On Tue, 2006-11-14 at 00:05 +0000, Karanbir Singh wrote:
When an rpm is built for CentOS-Extras or CentOS-Plus, is it safe to assume that people using these repo's only use them for specific rpms ( eg, someone with a stock CentOS install might use the CentOS-Plus repo for php-5 and only php-5 ) or are most people enabling the entire repo ?
This question comes from the idea of when building a package, should a rpm, hosted in CentOS-Plus link against only [base]+[updates] and only use the minimum possible set of packages from [centosplus] ? So as to have a situation wherein you can use selective packages from CentOS-Plus, while not needing any support stuff from there ( eg. postfix-mysql in CentOS-Plus should link against mysql-4.1 since thats whats in [base] rather than mysql-5 which is in CentOS Plus )
This does create a risk that we might end up creating packages that are themselves incompatible with other packages from the same repository, but work fine when used with the [base] packages for the same functionality.
The other option is to have the entire CentOS-Plus repo enabled for any packages built for the same repo, which might mean that using php-5 from CentOS-Plus needs MySQL-5 and pgsql-8 from CentOS Plus also installed.
Comments ?
Well, it is currently done so that each major grouping of packages goes with "base + updates"

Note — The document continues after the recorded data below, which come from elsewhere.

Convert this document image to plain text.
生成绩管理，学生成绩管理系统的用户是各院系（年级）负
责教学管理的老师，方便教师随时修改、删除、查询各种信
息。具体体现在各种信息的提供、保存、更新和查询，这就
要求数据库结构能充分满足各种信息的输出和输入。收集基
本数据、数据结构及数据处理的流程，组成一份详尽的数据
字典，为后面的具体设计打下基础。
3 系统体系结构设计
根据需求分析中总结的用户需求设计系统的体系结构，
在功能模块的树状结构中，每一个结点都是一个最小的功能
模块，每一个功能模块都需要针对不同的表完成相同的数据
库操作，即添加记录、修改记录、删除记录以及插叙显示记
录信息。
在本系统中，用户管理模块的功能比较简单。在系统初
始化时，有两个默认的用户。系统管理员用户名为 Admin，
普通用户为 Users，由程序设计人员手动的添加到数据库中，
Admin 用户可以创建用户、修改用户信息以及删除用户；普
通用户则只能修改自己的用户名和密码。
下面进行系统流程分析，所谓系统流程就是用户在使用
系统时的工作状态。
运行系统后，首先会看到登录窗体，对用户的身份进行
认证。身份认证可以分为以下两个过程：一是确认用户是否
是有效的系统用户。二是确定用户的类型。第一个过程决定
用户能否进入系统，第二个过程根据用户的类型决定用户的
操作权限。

By grouping, I mean that some things (php and php-pear as an example) can require each other as a group ... no need to try and make any of them compatible with another version.
That is how I think we should maintain it, to that maximum extent possible ...
We are also making sure (to the max extent possible) that Items that are in there also work with backward compatibility (ie, the mysql5 will also work with packages are in base and compiled against mysql4).
We have things in CentOSPlus that we don't want people to use UNLESS they need it (the mysql_pgsql postfix is an example) ... so I think that the packages need to be stand alone and work with "base + updates" individually.
Now, I also understand that SOME packages may need to be done so that they are built against the versions in centosplus ... and if that is the case, then we need to specify the minimum install requirements in the program to make that happen and make sure that is spelled out in readme files and/or the wiki.
I personally use parts of CentOSPlus (mysql5,php5) and not other parts (no postfix_mysql_pgsql, no kernel / xfs / reiserfs etc.)
I do not think that it should be required that if you use mysql5 or php5 from centosplus that you also have to use pgsql8 from there ... or if you use the kernel, we should expect that you should also use mysql or php.
I think we need to keep it the way that it currently is and that centosplus items are separate to the max extent practical.